Scope
Public health is what we as a society do collectively to contribute to and ensure the health and social conditions for the enjoyment of health as a resource for life. It can also be defined as science and research to promote health, prevent disease, and improve the well-being and quality of life of populations.
Its objective is to know the risk factors that determine and condition the levels of health of the populations at present. At the end of the 20th century and the beginning of the 21st century, it is unjustifiable and regrettable that morbimortality according to age plays a leading role when the causes are mostly well known and therefore preventable, such as obesity, AIDS, cirrhosis, diabetes mellitus, addictions and cancer associated with the consumption of tobacco and alcohol, etc.
In short, public health is science based on epidemiology, biostatistics, and currently new technologies, and artificial intelligence must be incorporated to identify patterns and trends in what we do collectively as a society to ensure living conditions and prevent risk factors that affect individual and population health.

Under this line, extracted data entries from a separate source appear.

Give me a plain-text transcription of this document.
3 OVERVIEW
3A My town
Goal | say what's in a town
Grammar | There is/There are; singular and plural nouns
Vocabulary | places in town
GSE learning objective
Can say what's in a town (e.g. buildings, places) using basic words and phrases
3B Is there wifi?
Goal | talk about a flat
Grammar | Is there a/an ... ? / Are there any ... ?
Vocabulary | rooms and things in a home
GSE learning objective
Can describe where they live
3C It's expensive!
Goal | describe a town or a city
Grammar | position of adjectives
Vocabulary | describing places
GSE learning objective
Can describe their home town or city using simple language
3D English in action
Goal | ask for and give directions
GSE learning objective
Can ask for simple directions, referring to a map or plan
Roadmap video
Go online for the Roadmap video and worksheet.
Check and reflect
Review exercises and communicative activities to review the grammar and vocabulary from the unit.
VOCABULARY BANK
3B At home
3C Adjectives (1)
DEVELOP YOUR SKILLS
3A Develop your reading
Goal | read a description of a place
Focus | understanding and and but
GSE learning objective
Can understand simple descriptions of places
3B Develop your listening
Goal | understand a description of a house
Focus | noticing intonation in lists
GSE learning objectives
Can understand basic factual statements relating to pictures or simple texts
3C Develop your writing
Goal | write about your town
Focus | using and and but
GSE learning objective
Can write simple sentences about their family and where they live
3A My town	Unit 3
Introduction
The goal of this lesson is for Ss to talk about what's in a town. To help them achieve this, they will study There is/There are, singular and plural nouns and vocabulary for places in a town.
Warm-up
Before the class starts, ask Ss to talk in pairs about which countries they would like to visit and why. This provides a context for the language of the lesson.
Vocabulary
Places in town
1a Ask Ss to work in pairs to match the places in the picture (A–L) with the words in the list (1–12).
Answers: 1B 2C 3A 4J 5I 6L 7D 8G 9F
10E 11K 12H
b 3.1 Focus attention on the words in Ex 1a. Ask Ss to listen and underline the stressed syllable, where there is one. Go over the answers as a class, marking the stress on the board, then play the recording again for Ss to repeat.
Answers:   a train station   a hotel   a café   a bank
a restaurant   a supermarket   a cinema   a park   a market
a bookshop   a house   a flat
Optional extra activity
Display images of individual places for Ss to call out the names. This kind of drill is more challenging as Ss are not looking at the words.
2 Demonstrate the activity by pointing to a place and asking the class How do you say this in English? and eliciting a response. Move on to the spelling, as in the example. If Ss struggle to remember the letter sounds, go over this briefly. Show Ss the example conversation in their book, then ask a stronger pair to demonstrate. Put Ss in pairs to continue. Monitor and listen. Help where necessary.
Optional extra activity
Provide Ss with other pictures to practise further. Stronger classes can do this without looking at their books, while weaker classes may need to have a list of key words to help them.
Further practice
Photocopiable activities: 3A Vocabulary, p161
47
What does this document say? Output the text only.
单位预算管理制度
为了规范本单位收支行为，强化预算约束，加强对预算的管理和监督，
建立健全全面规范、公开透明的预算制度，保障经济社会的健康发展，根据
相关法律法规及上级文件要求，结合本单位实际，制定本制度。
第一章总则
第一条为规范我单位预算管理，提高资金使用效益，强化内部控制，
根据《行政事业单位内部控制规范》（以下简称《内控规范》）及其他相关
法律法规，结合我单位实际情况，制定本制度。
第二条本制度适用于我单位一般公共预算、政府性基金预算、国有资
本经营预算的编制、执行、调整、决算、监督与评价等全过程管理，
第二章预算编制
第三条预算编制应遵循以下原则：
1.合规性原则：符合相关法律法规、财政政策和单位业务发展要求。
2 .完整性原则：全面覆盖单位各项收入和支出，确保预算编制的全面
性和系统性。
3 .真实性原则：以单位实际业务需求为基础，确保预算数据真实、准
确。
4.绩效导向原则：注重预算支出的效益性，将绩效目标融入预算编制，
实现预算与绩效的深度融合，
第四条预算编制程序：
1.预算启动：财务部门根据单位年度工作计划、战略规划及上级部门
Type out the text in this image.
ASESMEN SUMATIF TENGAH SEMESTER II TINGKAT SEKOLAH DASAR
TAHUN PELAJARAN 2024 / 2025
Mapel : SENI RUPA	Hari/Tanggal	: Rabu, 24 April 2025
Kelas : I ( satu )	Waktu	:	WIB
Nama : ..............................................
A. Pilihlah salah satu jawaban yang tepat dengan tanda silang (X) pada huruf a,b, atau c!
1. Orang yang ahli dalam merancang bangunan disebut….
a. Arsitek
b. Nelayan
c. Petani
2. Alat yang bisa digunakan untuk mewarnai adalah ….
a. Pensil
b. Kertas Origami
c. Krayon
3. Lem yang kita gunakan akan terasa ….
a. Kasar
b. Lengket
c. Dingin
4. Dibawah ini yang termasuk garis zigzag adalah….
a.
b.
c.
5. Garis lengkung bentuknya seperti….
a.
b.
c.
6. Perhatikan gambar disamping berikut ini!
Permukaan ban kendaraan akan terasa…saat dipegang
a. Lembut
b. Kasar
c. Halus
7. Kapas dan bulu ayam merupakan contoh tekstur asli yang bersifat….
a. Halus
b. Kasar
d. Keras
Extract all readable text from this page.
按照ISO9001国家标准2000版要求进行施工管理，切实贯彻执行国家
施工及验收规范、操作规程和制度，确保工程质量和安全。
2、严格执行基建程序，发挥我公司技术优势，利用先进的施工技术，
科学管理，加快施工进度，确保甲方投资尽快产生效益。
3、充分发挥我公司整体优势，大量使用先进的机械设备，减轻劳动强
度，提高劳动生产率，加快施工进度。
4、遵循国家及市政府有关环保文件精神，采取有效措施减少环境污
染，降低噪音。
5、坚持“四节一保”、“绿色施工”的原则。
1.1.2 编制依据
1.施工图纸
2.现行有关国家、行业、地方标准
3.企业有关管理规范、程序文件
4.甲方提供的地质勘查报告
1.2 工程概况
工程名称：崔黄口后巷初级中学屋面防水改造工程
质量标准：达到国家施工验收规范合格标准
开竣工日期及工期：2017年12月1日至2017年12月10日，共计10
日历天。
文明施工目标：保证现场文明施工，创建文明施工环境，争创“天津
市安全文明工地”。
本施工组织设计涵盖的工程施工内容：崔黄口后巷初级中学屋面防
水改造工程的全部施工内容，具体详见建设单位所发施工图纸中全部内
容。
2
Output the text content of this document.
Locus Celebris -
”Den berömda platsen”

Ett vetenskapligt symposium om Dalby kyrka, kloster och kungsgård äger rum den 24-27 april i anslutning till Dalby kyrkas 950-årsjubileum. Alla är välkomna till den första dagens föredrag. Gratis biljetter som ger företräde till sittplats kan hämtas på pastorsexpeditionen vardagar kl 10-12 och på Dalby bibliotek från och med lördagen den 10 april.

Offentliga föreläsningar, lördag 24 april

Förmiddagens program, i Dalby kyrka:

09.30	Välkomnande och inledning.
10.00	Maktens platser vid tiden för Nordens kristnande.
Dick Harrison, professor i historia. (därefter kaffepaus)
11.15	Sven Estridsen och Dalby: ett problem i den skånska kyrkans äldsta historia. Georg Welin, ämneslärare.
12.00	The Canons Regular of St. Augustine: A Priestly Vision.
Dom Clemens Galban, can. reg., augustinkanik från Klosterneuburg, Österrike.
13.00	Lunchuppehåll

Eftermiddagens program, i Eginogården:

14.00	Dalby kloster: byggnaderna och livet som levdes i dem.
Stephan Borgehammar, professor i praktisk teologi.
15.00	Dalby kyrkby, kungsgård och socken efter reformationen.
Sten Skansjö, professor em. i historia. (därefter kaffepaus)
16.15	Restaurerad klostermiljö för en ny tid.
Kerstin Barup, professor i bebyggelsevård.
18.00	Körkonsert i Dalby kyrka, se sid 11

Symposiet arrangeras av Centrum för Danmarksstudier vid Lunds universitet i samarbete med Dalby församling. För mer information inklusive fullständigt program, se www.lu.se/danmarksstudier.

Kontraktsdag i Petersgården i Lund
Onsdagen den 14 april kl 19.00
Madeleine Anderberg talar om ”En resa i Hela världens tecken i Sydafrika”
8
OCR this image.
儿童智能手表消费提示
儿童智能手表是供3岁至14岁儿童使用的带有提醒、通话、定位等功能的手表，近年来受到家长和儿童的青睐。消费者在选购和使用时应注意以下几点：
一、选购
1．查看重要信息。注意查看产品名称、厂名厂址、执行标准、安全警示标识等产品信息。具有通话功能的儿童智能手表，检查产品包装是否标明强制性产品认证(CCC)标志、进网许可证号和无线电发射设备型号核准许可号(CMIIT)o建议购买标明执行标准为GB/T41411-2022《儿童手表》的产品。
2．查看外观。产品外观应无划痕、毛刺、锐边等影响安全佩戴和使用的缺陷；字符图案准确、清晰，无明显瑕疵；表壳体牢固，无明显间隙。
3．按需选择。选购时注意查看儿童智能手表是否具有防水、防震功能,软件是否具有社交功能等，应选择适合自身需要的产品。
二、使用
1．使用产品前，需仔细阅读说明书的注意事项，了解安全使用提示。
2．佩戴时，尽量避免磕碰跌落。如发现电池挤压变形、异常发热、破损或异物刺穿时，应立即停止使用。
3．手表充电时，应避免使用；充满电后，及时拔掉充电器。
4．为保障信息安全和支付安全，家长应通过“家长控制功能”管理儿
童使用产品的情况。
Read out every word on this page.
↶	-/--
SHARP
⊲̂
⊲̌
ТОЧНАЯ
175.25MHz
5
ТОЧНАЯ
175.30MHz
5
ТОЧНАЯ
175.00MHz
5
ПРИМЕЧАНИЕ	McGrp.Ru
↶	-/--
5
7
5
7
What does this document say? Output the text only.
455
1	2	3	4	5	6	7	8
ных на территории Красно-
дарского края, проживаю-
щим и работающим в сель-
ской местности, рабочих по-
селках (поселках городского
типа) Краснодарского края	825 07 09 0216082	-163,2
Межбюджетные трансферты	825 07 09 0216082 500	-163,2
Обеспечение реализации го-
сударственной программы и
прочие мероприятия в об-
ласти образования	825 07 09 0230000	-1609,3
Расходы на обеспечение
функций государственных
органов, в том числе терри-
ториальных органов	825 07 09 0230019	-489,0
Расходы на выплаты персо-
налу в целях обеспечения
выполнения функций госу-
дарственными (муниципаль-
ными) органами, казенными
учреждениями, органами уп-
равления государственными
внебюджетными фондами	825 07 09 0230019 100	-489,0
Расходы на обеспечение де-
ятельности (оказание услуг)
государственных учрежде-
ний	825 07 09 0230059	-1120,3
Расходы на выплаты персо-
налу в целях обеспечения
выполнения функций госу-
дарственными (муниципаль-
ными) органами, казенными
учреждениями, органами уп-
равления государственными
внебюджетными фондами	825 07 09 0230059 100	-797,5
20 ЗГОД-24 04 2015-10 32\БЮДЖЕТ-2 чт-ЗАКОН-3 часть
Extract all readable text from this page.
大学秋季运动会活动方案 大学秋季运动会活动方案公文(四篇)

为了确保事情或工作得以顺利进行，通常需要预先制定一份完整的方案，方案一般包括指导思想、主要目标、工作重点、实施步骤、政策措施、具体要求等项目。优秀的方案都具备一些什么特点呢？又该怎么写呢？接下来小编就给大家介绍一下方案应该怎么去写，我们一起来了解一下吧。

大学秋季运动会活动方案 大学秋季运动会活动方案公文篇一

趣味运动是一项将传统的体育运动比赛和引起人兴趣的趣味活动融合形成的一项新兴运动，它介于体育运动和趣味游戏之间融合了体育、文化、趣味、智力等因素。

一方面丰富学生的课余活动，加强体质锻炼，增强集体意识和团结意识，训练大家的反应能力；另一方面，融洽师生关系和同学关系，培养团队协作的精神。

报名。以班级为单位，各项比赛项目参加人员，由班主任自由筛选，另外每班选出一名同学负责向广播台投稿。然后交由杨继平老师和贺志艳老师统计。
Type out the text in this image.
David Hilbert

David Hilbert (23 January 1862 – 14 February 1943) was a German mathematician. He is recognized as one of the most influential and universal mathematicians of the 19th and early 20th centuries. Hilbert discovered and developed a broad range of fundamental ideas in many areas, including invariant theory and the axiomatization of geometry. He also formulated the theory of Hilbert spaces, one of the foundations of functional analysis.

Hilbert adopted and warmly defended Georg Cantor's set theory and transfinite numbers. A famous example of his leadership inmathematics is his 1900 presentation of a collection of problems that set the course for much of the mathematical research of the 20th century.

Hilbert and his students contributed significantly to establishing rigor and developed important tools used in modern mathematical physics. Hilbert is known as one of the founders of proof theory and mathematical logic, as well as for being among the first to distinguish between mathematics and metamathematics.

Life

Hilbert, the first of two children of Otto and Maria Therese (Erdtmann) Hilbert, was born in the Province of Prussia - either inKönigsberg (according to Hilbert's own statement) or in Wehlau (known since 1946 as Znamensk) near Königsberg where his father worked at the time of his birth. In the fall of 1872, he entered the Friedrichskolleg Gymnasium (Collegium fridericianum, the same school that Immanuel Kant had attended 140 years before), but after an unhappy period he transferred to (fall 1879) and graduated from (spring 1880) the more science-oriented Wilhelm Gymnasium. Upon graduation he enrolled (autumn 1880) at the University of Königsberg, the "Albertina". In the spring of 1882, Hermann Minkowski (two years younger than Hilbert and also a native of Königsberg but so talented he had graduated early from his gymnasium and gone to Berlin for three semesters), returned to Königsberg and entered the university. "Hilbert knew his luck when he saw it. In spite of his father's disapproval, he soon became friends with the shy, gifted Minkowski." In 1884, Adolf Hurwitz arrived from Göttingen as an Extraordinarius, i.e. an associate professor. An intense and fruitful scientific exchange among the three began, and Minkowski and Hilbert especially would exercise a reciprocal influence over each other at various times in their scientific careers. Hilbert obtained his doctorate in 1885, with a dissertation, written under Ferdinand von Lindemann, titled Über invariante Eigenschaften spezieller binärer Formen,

For all these reasons, it is essential to scientifically investigate and act on the determinants that impede the well-being and quality of life related to the health of people, patients, and populations in general, given that to control the determinants of diseases, it is important to control the environment and genetics. Consequently, the current fight of public health must prioritize the control of the environment, such as atmospheric and biological pollution and environmental and social biodiversity, promoting the sensitivity and training of society and its individuals by empowering them to make free and appropriate decisions about these aspects to lead healthy lifestyles based on motivation and responsibility in the face of the challenges they cope with from an individual point of view, such as dealing with the addictions that exist in today's complex world. Public health also requires an ethical vision and incorporates strategies to reduce social inequality.